Estudos anteriores sobre introdução de glúten na dieta
As diretrizes publicadas em 2008 pela Sociedade Europeia de Gastroenterologia Pediátrica, Hepatologia e Nutrição (European Society for Paediatric Gastroenterology, Hepatology and Nutrition – ESPGHAN) recomendam a introdução de trigo na dieta de crianças entre as idades de 4 e 6 meses para a prevenção da DC, enquanto a criança ainda está sendo amamentada. Esta recomendação foi baseada em estudos observacionais que sugerem que tanto a introdução de trigo precoce (antes dos 4 meses) quanto tardia (acima de 6 meses) estavam associadas a um risco aumentado de DC.

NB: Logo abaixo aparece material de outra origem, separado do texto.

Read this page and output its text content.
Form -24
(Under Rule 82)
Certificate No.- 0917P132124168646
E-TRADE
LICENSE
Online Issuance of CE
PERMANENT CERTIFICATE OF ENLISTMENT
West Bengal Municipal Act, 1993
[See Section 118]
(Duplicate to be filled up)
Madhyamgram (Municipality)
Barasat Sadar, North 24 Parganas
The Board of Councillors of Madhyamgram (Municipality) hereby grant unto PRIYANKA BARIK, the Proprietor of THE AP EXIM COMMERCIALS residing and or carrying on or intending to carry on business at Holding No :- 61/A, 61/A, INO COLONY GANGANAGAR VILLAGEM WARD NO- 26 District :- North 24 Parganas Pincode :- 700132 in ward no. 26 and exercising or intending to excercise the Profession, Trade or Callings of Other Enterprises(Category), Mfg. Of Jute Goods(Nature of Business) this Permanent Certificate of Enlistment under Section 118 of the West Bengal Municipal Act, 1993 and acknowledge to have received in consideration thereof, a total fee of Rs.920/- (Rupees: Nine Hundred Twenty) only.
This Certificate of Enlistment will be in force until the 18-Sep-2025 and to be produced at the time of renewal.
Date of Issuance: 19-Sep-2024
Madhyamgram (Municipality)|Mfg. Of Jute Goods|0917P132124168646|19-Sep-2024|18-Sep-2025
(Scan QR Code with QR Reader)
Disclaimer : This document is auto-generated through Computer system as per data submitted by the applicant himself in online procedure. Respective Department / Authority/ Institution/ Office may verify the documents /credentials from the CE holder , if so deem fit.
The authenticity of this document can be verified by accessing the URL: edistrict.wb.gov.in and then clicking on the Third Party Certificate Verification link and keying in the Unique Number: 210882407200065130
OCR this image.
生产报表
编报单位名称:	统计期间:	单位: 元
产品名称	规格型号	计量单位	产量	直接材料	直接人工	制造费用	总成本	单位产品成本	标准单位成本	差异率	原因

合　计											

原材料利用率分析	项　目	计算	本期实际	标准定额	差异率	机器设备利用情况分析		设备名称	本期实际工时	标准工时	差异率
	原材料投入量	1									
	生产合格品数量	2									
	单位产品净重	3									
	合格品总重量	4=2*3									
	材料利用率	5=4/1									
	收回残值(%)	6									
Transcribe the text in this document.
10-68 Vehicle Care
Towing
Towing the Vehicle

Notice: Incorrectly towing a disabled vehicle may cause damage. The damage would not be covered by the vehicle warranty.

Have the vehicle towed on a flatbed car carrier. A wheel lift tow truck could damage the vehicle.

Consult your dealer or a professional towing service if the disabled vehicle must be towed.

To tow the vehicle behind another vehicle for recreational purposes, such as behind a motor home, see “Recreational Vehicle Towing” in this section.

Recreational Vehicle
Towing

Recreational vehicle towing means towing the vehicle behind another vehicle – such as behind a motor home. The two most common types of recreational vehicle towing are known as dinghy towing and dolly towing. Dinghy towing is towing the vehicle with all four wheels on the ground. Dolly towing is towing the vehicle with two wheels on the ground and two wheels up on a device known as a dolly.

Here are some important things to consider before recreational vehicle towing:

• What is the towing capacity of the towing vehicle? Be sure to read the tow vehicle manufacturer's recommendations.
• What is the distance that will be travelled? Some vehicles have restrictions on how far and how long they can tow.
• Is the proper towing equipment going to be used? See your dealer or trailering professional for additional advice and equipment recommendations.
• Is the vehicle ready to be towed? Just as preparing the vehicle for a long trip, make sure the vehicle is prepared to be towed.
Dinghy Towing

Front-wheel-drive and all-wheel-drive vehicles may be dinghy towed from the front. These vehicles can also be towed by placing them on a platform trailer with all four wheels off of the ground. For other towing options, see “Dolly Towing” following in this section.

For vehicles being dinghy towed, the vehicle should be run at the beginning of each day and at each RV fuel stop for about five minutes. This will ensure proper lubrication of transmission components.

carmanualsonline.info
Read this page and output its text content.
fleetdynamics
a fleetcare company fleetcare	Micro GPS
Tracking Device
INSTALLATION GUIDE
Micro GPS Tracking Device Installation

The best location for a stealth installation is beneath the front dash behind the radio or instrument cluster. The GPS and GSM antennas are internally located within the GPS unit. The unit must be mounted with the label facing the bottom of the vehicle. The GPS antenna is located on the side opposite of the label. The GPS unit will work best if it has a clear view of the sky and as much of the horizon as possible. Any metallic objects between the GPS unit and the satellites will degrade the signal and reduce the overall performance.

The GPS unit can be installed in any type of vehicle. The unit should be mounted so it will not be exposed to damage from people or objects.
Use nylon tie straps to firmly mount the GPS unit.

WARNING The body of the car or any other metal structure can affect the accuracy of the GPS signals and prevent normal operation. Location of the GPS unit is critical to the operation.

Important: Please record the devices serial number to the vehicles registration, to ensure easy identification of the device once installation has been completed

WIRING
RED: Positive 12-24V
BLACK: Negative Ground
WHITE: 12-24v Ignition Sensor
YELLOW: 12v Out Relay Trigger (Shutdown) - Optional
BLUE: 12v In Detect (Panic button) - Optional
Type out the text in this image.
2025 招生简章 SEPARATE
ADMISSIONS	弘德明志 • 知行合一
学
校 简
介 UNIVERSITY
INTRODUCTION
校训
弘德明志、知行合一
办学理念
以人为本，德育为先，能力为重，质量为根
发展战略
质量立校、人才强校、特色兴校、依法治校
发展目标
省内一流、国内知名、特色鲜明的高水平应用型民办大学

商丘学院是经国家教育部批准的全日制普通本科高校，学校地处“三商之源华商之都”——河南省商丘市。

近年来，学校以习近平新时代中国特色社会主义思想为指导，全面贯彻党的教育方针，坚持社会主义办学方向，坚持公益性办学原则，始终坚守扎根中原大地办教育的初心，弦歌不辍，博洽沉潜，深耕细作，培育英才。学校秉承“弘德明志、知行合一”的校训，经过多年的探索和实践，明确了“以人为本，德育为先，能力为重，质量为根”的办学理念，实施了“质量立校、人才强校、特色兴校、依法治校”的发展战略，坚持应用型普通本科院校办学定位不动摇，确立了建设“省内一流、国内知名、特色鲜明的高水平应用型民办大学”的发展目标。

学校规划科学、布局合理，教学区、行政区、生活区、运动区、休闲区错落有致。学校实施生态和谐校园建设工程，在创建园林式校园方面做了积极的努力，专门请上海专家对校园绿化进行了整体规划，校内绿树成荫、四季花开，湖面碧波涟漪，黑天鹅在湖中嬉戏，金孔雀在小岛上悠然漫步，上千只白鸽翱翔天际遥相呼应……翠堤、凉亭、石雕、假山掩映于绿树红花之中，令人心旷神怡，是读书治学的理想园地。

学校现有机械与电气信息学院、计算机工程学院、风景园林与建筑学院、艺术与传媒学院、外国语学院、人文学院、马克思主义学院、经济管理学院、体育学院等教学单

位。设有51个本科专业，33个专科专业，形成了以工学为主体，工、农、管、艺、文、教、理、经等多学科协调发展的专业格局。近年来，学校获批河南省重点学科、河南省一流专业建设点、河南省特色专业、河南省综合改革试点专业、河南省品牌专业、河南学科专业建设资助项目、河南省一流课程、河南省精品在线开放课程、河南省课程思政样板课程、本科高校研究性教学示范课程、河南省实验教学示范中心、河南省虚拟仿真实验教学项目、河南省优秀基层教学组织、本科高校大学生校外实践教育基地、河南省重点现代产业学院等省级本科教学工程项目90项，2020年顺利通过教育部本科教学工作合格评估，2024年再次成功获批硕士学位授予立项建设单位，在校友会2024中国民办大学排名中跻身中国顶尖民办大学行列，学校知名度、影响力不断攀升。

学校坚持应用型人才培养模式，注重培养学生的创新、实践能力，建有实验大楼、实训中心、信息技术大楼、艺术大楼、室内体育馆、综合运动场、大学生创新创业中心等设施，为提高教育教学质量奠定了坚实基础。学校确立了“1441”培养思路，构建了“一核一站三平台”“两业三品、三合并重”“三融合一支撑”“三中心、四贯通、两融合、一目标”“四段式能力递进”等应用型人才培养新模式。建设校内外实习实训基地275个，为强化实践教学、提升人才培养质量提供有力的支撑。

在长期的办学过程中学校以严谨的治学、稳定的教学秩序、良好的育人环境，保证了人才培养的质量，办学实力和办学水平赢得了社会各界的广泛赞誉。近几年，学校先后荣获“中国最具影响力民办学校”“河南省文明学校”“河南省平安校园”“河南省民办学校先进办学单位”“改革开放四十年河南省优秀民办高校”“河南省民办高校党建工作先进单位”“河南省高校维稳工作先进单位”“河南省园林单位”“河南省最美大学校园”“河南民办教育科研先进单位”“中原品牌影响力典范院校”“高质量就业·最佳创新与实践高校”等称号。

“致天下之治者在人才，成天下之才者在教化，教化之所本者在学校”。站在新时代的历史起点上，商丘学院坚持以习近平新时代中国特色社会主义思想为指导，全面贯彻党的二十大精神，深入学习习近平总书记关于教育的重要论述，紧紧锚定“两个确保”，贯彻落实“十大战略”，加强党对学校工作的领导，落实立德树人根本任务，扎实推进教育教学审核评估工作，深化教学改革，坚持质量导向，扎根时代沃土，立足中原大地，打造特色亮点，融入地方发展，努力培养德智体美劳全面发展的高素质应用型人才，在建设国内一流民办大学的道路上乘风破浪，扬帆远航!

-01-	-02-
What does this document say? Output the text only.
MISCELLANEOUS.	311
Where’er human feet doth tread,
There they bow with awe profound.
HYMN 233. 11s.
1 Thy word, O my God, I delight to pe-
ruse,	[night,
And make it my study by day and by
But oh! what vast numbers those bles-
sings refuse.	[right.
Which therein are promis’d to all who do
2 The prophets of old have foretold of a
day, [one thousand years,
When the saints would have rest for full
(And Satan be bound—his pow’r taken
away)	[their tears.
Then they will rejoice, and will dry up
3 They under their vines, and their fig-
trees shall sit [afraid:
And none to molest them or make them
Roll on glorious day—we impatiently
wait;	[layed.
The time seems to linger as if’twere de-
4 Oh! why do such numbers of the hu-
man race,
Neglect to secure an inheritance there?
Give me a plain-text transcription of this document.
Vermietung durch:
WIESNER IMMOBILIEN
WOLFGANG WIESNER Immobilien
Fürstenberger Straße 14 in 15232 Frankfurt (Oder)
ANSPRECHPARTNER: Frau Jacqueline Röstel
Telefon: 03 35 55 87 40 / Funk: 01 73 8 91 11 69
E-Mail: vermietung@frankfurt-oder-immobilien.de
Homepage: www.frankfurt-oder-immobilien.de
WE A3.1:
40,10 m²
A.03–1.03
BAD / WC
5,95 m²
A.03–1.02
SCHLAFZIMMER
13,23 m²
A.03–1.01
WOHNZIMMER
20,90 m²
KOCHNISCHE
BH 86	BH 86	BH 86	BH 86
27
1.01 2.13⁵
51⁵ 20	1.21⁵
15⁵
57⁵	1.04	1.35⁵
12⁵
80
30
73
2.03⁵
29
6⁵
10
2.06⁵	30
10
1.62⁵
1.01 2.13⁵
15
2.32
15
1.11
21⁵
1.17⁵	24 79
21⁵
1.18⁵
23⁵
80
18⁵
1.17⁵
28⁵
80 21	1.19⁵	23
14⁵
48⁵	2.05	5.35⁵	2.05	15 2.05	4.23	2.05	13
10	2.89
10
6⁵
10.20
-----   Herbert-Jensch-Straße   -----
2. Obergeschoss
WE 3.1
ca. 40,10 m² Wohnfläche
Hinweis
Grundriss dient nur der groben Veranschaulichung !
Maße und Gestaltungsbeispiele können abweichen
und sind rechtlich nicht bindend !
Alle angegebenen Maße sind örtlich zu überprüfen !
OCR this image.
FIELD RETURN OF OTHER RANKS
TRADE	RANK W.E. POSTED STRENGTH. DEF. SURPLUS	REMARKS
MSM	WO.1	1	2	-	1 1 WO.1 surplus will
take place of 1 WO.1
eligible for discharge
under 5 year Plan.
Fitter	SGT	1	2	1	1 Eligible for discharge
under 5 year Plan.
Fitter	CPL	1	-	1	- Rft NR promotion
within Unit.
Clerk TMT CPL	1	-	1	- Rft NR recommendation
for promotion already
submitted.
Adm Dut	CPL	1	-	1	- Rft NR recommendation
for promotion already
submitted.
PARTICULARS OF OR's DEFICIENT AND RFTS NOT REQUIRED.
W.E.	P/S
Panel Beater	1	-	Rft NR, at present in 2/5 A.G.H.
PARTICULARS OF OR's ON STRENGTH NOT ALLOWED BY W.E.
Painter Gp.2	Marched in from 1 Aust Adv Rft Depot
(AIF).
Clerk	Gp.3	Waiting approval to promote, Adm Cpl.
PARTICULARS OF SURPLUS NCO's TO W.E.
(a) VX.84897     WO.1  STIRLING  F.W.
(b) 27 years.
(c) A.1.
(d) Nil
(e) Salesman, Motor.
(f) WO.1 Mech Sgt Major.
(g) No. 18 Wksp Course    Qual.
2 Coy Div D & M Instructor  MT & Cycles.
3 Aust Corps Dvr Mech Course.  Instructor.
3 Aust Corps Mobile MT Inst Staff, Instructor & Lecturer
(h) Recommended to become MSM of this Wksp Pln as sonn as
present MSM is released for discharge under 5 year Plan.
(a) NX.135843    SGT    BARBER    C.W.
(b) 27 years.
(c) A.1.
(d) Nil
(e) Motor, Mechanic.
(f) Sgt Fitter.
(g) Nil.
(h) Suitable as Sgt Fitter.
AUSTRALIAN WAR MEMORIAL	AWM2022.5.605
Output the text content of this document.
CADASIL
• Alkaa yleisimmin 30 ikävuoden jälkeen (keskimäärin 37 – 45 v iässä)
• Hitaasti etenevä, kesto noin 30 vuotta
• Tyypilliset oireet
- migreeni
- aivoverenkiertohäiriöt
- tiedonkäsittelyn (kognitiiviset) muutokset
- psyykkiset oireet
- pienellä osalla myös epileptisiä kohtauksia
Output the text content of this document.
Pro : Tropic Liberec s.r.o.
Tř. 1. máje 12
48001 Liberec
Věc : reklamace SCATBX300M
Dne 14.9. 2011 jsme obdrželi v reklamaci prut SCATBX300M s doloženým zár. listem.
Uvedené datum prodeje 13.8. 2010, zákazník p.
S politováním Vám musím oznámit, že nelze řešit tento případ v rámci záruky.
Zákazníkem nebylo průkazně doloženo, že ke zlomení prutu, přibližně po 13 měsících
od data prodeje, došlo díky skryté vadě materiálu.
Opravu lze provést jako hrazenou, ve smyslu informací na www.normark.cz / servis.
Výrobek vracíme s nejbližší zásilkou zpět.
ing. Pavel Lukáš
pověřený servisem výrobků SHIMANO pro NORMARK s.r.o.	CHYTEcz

Posteriormente, quatro ensaios clínicos randomizados (randomized clinical trials – RCTs) foram realizados para investigar o momento e a dose da introdução de glúten na prevenção da doença celíaca. Contudo, apenas um estudo (PreventCD) introduziu trigo antes dos 6 meses de idade em uma baixa dose diária de glúten (100 mg) a partir de 16 semanas de idade por 8 semanas, comparando a nenhuma introdução durante este tempo. Após o período de intervenção, os participantes de ambos os grupos foram aconselhados a introduzir glúten gradualmente de acordo com as recomendações padronizadas (250 mg/d aos 6 meses, 500 mg/d aos 7 meses, 1000 mg/d aos 8 meses e 1500 mg/d aos 9 meses). Nesse estudo, todos os bebês apresentavam risco elevado de DC. Nenhuma diferença significativa na prevalência aos 3 anos de idade foi encontrada entre os grupos “glúten” e “placebo”, com uma prevalência geral de 5,2% de DC. Por fim, revisões sistemáticas subsequentes e diretrizes revisadas concluíram que não havia evidência consistente para uma associação entre o tempo de introdução do glúten e a DC.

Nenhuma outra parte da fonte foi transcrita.